Let’s be real: The essays on your college applications can seem daunting. Though it may SEEM that way, I’m here to tell you that it doesn’t have to be!! To hopefully relieve some of your stress, I come armed with some tips and tricks for conquering the (possibly dreaded) essays.

These tips come from “Your Essay, Your Voice,” a presentation I recently had the pleasure of co-leading (along with Lindsay Ewing from Babson College) at Application Workshop Night. If you missed Application Workshop Night, never fear! You can now catch the full recording of the presentation itself, or you can get the tl;dr version below (with handy timestamps and everything!) with Tori’s Top Tips.

Complete recording of "Your Essay, Your Voice," including tons of examples and tricks for getting started!

Tori’s Top Tips: 

  1. Be yourself (starts at 5:49): You’ll hear this again and again (because it is so important!), but you should use the essay as an opportunity to tell your story. Don’t try to write the essay you think we want to hear, because the essay we want to hear doesn’t exist. There is no secret key to unlocking the perfect essay, and there is not a special set of essay topics we are hoping to hear about. The best essays are those that are authentic, genuine, and communicate to the reader what your passions and interests are. 

  2. Embrace this opportunity to reflect (starts at 7:32): Writing the essay is a little like a journey into yourself; it can serve as a moment for reflection and self-exploration. Maybe you use the essay to journey into your past or into your future, or both! An effective essay is often introspective. It can be helpful for you to use the essay to show us how you’ve changed and evolved over time. 

  3. Proofread, proofread, proofread (starts at 8:19): Then after you proofread, proofread again! The essay is when we see your communication skills in action, so make sure you are communicating as effectively as possible. The essay should be crafted over time; it shouldn’t be something you dash off in a night and never touch again. Like I said earlier, this is the time to tell the story of you, so try to put your best foot forward.

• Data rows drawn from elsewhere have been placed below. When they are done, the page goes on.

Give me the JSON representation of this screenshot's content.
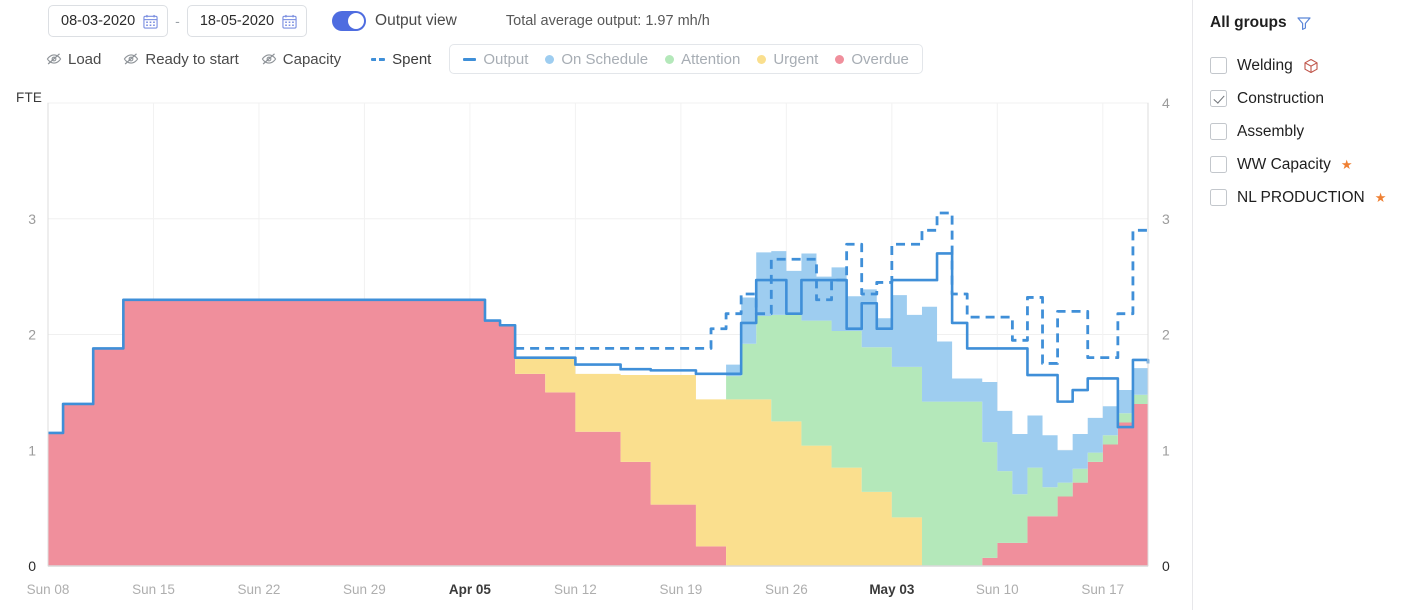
{
  "toolbar": {
    "date_from": "08-03-2020",
    "date_to": "18-05-2020",
    "date_separator": "-",
    "calendar_icon": "calendar-icon",
    "toggle_label": "Output view",
    "toggle_on": true,
    "total_average": "Total average output: 1.97 mh/h",
    "hidden_series": [
      {
        "label": "Load",
        "icon": "eye-slash-icon"
      },
      {
        "label": "Ready to start",
        "icon": "eye-slash-icon"
      },
      {
        "label": "Capacity",
        "icon": "eye-slash-icon"
      }
    ],
    "spent": {
      "label": "Spent",
      "color": "#3f8fd8"
    },
    "legend": [
      {
        "label": "Output",
        "color": "#3f8fd8",
        "marker": "line"
      },
      {
        "label": "On Schedule",
        "color": "#9ecdf0",
        "marker": "dot"
      },
      {
        "label": "Attention",
        "color": "#b4e8ba",
        "marker": "dot"
      },
      {
        "label": "Urgent",
        "color": "#fadf8e",
        "marker": "dot"
      },
      {
        "label": "Overdue",
        "color": "#f08f9c",
        "marker": "dot"
      }
    ]
  },
  "groups": {
    "title": "All groups",
    "filter_icon": "funnel-icon",
    "items": [
      {
        "label": "Welding",
        "checked": false,
        "badge": "cube-icon"
      },
      {
        "label": "Construction",
        "checked": true,
        "badge": ""
      },
      {
        "label": "Assembly",
        "checked": false,
        "badge": ""
      },
      {
        "label": "WW Capacity",
        "checked": false,
        "badge": "star-icon"
      },
      {
        "label": "NL PRODUCTION",
        "checked": false,
        "badge": "star-icon"
      }
    ]
  },
  "chart_data": {
    "type": "area",
    "title": "",
    "ylabel": "FTE",
    "xlabel": "",
    "ylim": [
      0,
      4
    ],
    "y_ticks": [
      0,
      1,
      2,
      3,
      4
    ],
    "y_ticks_left": [
      0,
      1,
      2,
      3
    ],
    "y_ticks_right": [
      0,
      1,
      2,
      3,
      4
    ],
    "grid": true,
    "legend_position": "top",
    "x_tick_labels": [
      "Sun 08",
      "Sun 15",
      "Sun 22",
      "Sun 29",
      "Apr 05",
      "Sun 12",
      "Sun 19",
      "Sun 26",
      "May 03",
      "Sun 10",
      "Sun 17"
    ],
    "x_tick_emphasis": [
      false,
      false,
      false,
      false,
      true,
      false,
      false,
      false,
      true,
      false,
      false
    ],
    "x": [
      0,
      1,
      2,
      3,
      4,
      5,
      6,
      7,
      8,
      9,
      10,
      11,
      12,
      13,
      14,
      15,
      16,
      17,
      18,
      19,
      20,
      21,
      22,
      23,
      24,
      25,
      26,
      27,
      28,
      29,
      30,
      31,
      32,
      33,
      34,
      35,
      36,
      37,
      38,
      39,
      40,
      41,
      42,
      43,
      44,
      45,
      46,
      47,
      48,
      49,
      50,
      51,
      52,
      53,
      54,
      55,
      56,
      57,
      58,
      59,
      60,
      61,
      62,
      63,
      64,
      65,
      66,
      67,
      68,
      69,
      70,
      71,
      72,
      73
    ],
    "stack_order": [
      "Overdue",
      "Urgent",
      "Attention",
      "On Schedule"
    ],
    "series": [
      {
        "name": "Overdue",
        "color": "#f08f9c",
        "values": [
          1.15,
          1.4,
          1.4,
          1.88,
          1.88,
          2.3,
          2.3,
          2.3,
          2.3,
          2.3,
          2.3,
          2.3,
          2.3,
          2.3,
          2.3,
          2.3,
          2.3,
          2.3,
          2.3,
          2.3,
          2.3,
          2.3,
          2.3,
          2.3,
          2.3,
          2.3,
          2.3,
          2.3,
          2.3,
          2.12,
          2.08,
          1.66,
          1.66,
          1.5,
          1.5,
          1.16,
          1.16,
          1.16,
          0.9,
          0.9,
          0.53,
          0.53,
          0.53,
          0.17,
          0.17,
          0.0,
          0.0,
          0.0,
          0.0,
          0.0,
          0.0,
          0.0,
          0.0,
          0.0,
          0.0,
          0.0,
          0.0,
          0.0,
          0.0,
          0.0,
          0.0,
          0.0,
          0.07,
          0.2,
          0.2,
          0.43,
          0.43,
          0.6,
          0.72,
          0.9,
          1.05,
          1.24,
          1.4,
          1.55
        ]
      },
      {
        "name": "Urgent",
        "color": "#fadf8e",
        "values": [
          0,
          0,
          0,
          0,
          0,
          0,
          0,
          0,
          0,
          0,
          0,
          0,
          0,
          0,
          0,
          0,
          0,
          0,
          0,
          0,
          0,
          0,
          0,
          0,
          0,
          0,
          0,
          0,
          0,
          0,
          0,
          0.14,
          0.14,
          0.3,
          0.3,
          0.5,
          0.5,
          0.5,
          0.75,
          0.75,
          1.12,
          1.12,
          1.12,
          1.27,
          1.27,
          1.44,
          1.44,
          1.44,
          1.25,
          1.25,
          1.04,
          1.04,
          0.85,
          0.85,
          0.64,
          0.64,
          0.42,
          0.42,
          0.0,
          0.0,
          0.0,
          0.0,
          0.0,
          0.0,
          0.0,
          0.0,
          0.0,
          0.0,
          0.0,
          0.0,
          0.0,
          0.0,
          0.0,
          0.0
        ]
      },
      {
        "name": "Attention",
        "color": "#b4e8ba",
        "values": [
          0,
          0,
          0,
          0,
          0,
          0,
          0,
          0,
          0,
          0,
          0,
          0,
          0,
          0,
          0,
          0,
          0,
          0,
          0,
          0,
          0,
          0,
          0,
          0,
          0,
          0,
          0,
          0,
          0,
          0,
          0,
          0,
          0,
          0,
          0,
          0,
          0,
          0,
          0,
          0,
          0,
          0,
          0,
          0,
          0,
          0.2,
          0.48,
          0.72,
          0.92,
          0.92,
          1.08,
          1.08,
          1.18,
          1.18,
          1.25,
          1.25,
          1.3,
          1.3,
          1.42,
          1.42,
          1.42,
          1.42,
          1.0,
          0.62,
          0.42,
          0.42,
          0.25,
          0.12,
          0.12,
          0.08,
          0.08,
          0.08,
          0.08,
          0.08
        ]
      },
      {
        "name": "On Schedule",
        "color": "#9ecdf0",
        "values": [
          0,
          0,
          0,
          0,
          0,
          0,
          0,
          0,
          0,
          0,
          0,
          0,
          0,
          0,
          0,
          0,
          0,
          0,
          0,
          0,
          0,
          0,
          0,
          0,
          0,
          0,
          0,
          0,
          0,
          0,
          0,
          0,
          0,
          0,
          0,
          0,
          0,
          0,
          0,
          0,
          0,
          0,
          0,
          0,
          0,
          0.1,
          0.4,
          0.55,
          0.55,
          0.38,
          0.58,
          0.38,
          0.55,
          0.3,
          0.5,
          0.25,
          0.62,
          0.45,
          0.82,
          0.52,
          0.2,
          0.2,
          0.52,
          0.52,
          0.52,
          0.45,
          0.45,
          0.28,
          0.3,
          0.3,
          0.25,
          0.2,
          0.23,
          0.15
        ]
      }
    ],
    "lines": [
      {
        "name": "Output",
        "color": "#3f8fd8",
        "style": "solid",
        "values": [
          1.15,
          1.4,
          1.4,
          1.88,
          1.88,
          2.3,
          2.3,
          2.3,
          2.3,
          2.3,
          2.3,
          2.3,
          2.3,
          2.3,
          2.3,
          2.3,
          2.3,
          2.3,
          2.3,
          2.3,
          2.3,
          2.3,
          2.3,
          2.3,
          2.3,
          2.3,
          2.3,
          2.3,
          2.3,
          2.12,
          2.08,
          1.8,
          1.8,
          1.8,
          1.8,
          1.74,
          1.74,
          1.74,
          1.7,
          1.7,
          1.69,
          1.69,
          1.69,
          1.66,
          1.66,
          1.66,
          2.1,
          2.47,
          2.47,
          2.18,
          2.47,
          2.47,
          2.47,
          2.05,
          2.27,
          2.05,
          2.47,
          2.47,
          2.47,
          2.7,
          2.1,
          1.88,
          1.88,
          1.88,
          1.88,
          1.65,
          1.65,
          1.42,
          1.52,
          1.62,
          1.62,
          1.2,
          1.78,
          1.75
        ]
      },
      {
        "name": "Spent",
        "color": "#3f8fd8",
        "style": "dashed",
        "values": [
          null,
          null,
          null,
          null,
          null,
          null,
          null,
          null,
          null,
          null,
          null,
          null,
          null,
          null,
          null,
          null,
          null,
          null,
          null,
          null,
          null,
          null,
          null,
          null,
          null,
          null,
          null,
          null,
          null,
          null,
          null,
          1.88,
          1.88,
          1.88,
          1.88,
          1.88,
          1.88,
          1.88,
          1.88,
          1.88,
          1.88,
          1.88,
          1.88,
          1.88,
          2.05,
          2.18,
          2.35,
          2.18,
          2.65,
          2.65,
          2.65,
          2.3,
          2.47,
          2.78,
          2.35,
          2.45,
          2.78,
          2.78,
          2.9,
          3.05,
          2.35,
          2.15,
          2.15,
          2.15,
          1.95,
          2.32,
          1.75,
          2.2,
          2.2,
          1.8,
          1.8,
          2.18,
          2.9,
          2.9
        ]
      }
    ]
  }
}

  4. Ask “What’s missing?” (starts at 10:01): My last tip for approaching the essay is actually to “begin” with the rest of your application before you commit to writing. Look over the other pieces of your application and ask yourself, “What’s missing?” There is a lot that goes into your college application (grades, letters of recommendation, your extracurriculars), but they probably don’t represent the whole you. Utilize the essay as a chance to dive deep into other parts of you not reflected anywhere else. 

Now, good luck and get writing!

The author.

Tori Moore is an Admission Counselor at Olin.